Il flutter dei pannelli alari o delle pale di un rotore è contraddistinto da
condizioni di instabilità dinamica allorché la velocità del flusso raggiunga
il valore critico, rappresentato dalla velocità di flutter. Tale valore è
funzione della geometria del profilo e della rigidezza flesso-torsionale; questo
limite può dunque essere innalzato modificando opportunamente la rigidezza del
sistema mediante l’applicazioni di tensioni elettriche ai capi di trasduttori
piezoelettrici immersi nel profilo stesso. Questa possibilità, già
parzialmente esplorata in letteratura, resta limitata dalle caratteristiche dei
materiali attualmente disponibili, infatti la variazione di velocità critica
ottenibile con tale metodo non risulta tipicamente commisurata alle reali
aspettative.
Le
tecniche usate per le strutture alari per contrastare l’insorgenza di fenomeni
di instabilità aerodinamica sono basate sull’attuazione servocomandata di
superfici mobili. L’estensione di tali tecniche al caso delle pale di rotore
appare possibile nella misura in cui si disponga di attuatori di dimensioni e
pesi contenuti. Gli attuatori piezoelettrici costituiscono una possibile
risposta a tale istanza, garantendo inoltre un controllo virtualmente privo di
ritardi in un ampio range di frequenze.
Primo anno: Modelli di interazione fluido struttura, con particolare riferimento al caso del profilo alare. Stato dell’arte nel settore del controllo di fenomeni di instabilità dinamica (flutter). Modelli di strutture piezoelettriche laminate.
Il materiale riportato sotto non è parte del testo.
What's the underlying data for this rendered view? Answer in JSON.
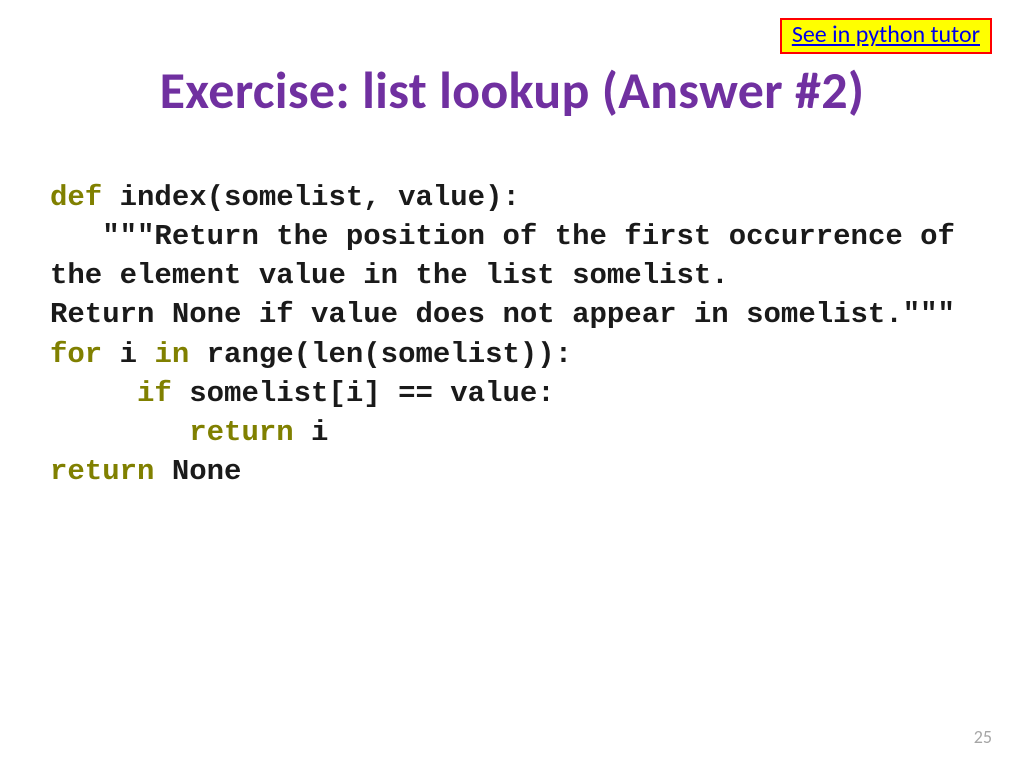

Individuazione degli strumenti di calcolo.
Secondo anno: Formulazione del problema accoppiato fluido-struttura-circuito di controllo con particolare riferimento al posizionamento ottimo degli attuatori piezoelettrici. Sviluppo di tecniche di soluzione numerica basate sull’aggiornamento di codici preesistenti.
Terzo anno: Simulazioni e analisi parametriche dell’algoritmo proposto. Indagine critica dei risultati ottenuti. Formulazione di criteri e suggerimenti orientati alla progettazione.
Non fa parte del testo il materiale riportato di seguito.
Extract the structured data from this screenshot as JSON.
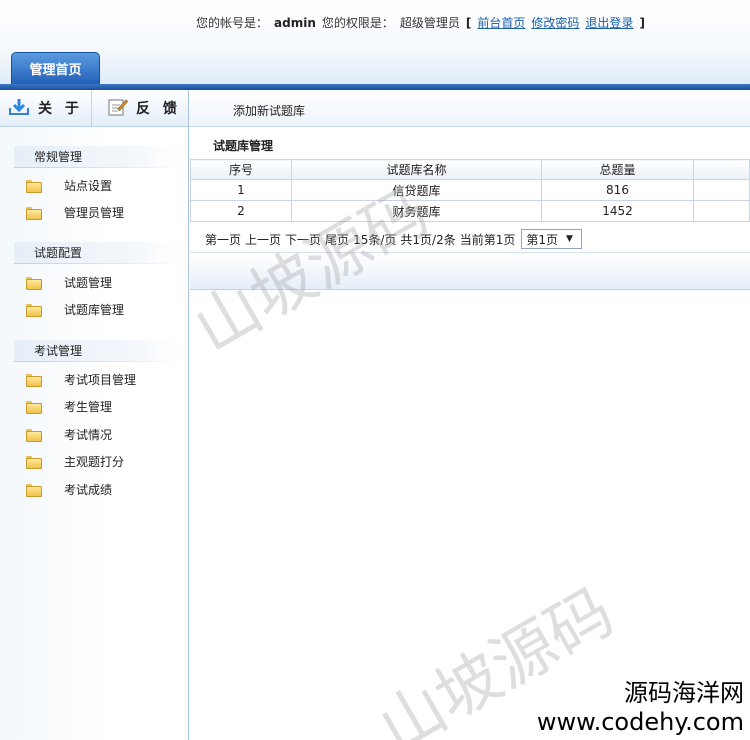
{
  "header": {
    "account_label": "您的帐号是：",
    "account": "admin",
    "role_label": "您的权限是：",
    "role": "超级管理员",
    "bracket_open": "[",
    "bracket_close": "]",
    "links": [
      "前台首页",
      "修改密码",
      "退出登录"
    ],
    "home_tab": "管理首页"
  },
  "left_toolbar": {
    "about_label": "关 于",
    "about_icon": "download-icon",
    "feedback_label": "反 馈",
    "feedback_icon": "edit-note-icon"
  },
  "sidebar": {
    "groups": [
      {
        "title": "常规管理",
        "items": [
          "站点设置",
          "管理员管理"
        ]
      },
      {
        "title": "试题配置",
        "items": [
          "试题管理",
          "试题库管理"
        ]
      },
      {
        "title": "考试管理",
        "items": [
          "考试项目管理",
          "考生管理",
          "考试情况",
          "主观题打分",
          "考试成绩"
        ]
      }
    ],
    "item_icon": "folder-icon"
  },
  "main": {
    "toolbar_action": "添加新试题库",
    "panel_title": "试题库管理",
    "table": {
      "headers": [
        "序号",
        "试题库名称",
        "总题量",
        ""
      ],
      "rows": [
        [
          "1",
          "信贷题库",
          "816",
          ""
        ],
        [
          "2",
          "财务题库",
          "1452",
          ""
        ]
      ]
    },
    "pager": {
      "first": "第一页",
      "prev": "上一页",
      "next": "下一页",
      "last": "尾页",
      "per_page": "15条/页",
      "summary": "共1页/2条",
      "current": "当前第1页",
      "select_value": "第1页"
    }
  },
  "watermark": {
    "text": "山坡源码",
    "brand_cn": "源码海洋网",
    "brand_en": "www.codehy.com"
  }
}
Il controllo del rumore trasmesso e generato da una struttura meccanica presenta
delle applicazioni molto importanti nel campo dell'industria aeronautica.
Oltre
agli aspetti legati al comfort acustico, meritano attenzione anche gli aspetti
connessi alla perdita di energia dovuta all'irraggiamento acustico e alla sua
influenza sulla vita media delle componenti meccaniche.
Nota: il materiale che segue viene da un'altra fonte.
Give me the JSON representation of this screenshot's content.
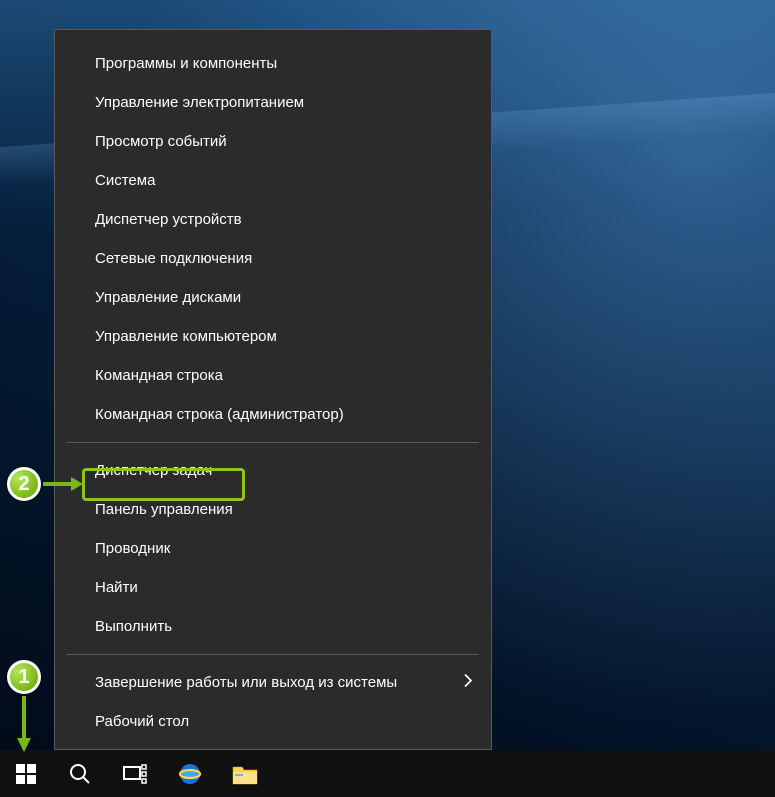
{
  "menu": {
    "groups": [
      [
        "Программы и компоненты",
        "Управление электропитанием",
        "Просмотр событий",
        "Система",
        "Диспетчер устройств",
        "Сетевые подключения",
        "Управление дисками",
        "Управление компьютером",
        "Командная строка",
        "Командная строка (администратор)"
      ],
      [
        "Диспетчер задач",
        "Панель управления",
        "Проводник",
        "Найти",
        "Выполнить"
      ],
      [
        "Завершение работы или выход из системы",
        "Рабочий стол"
      ]
    ],
    "submenu_item": "Завершение работы или выход из системы",
    "highlighted_item": "Панель управления"
  },
  "annotations": {
    "one": "1",
    "two": "2"
  },
  "taskbar": {
    "start": "start",
    "search": "search",
    "taskview": "task-view",
    "ie": "internet-explorer",
    "explorer": "file-explorer"
  }
}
In questo ambito si propone una di tesi di dottorato riguardante il controllo
dell'irraggiamento acustico di una struttura elastica (per esempio una paratia)
per mezzo di una rete di piezoelettrici distribuiti.
Ciascun elemento
piezoelettrico funzionerà contemporaneamente da attuatore e da sensore e sarà
connesso agli altri elementi tramite una rete induttivo-resistiva allo scopo di
massimizzare lo scambio bidirezionale fra energia elettrica ed energia meccanica
dovuta alla perturbazione acustica. La tecnica proposta garantisce un controllo
su un ampio spettro di frequenze e la stabilità intrinseca della legge di
controllo.
In letteratura numerosi lavori sono stati dedicati alla modellazione di piastre piezo-elettro-meccaniche. Tali modelli, tuttavia, non tengono conto del fatto
che i piezoelettrici ricoprono solo parzialmente la struttura elastica ed
introducono delle discontinuità geometriche e strutturali.
Primo anno: L'inizio del lavoro di tesi sarà dedicato alla definizione di un modello della parete divisoria piezo-elettro-meccanica che tenga conto delle discontinuità introdotte dai piezoelettrici.
Secondo anno: Una tappa importante sulla strada dell’ottimizzazione del controllo acustico è l’analisi modale della struttura composita, tenendo conto della disposizione degli attuatori piezoelettrici. A questo stadio metodi numerici agli elementi finiti e in generale sviluppi di Galerkin risultano utili per uno studio dettagliato.
Terzo anno: La validazione sperimentale dei modelli proposti costituirà la tappa finale di questo lavoro di tesi.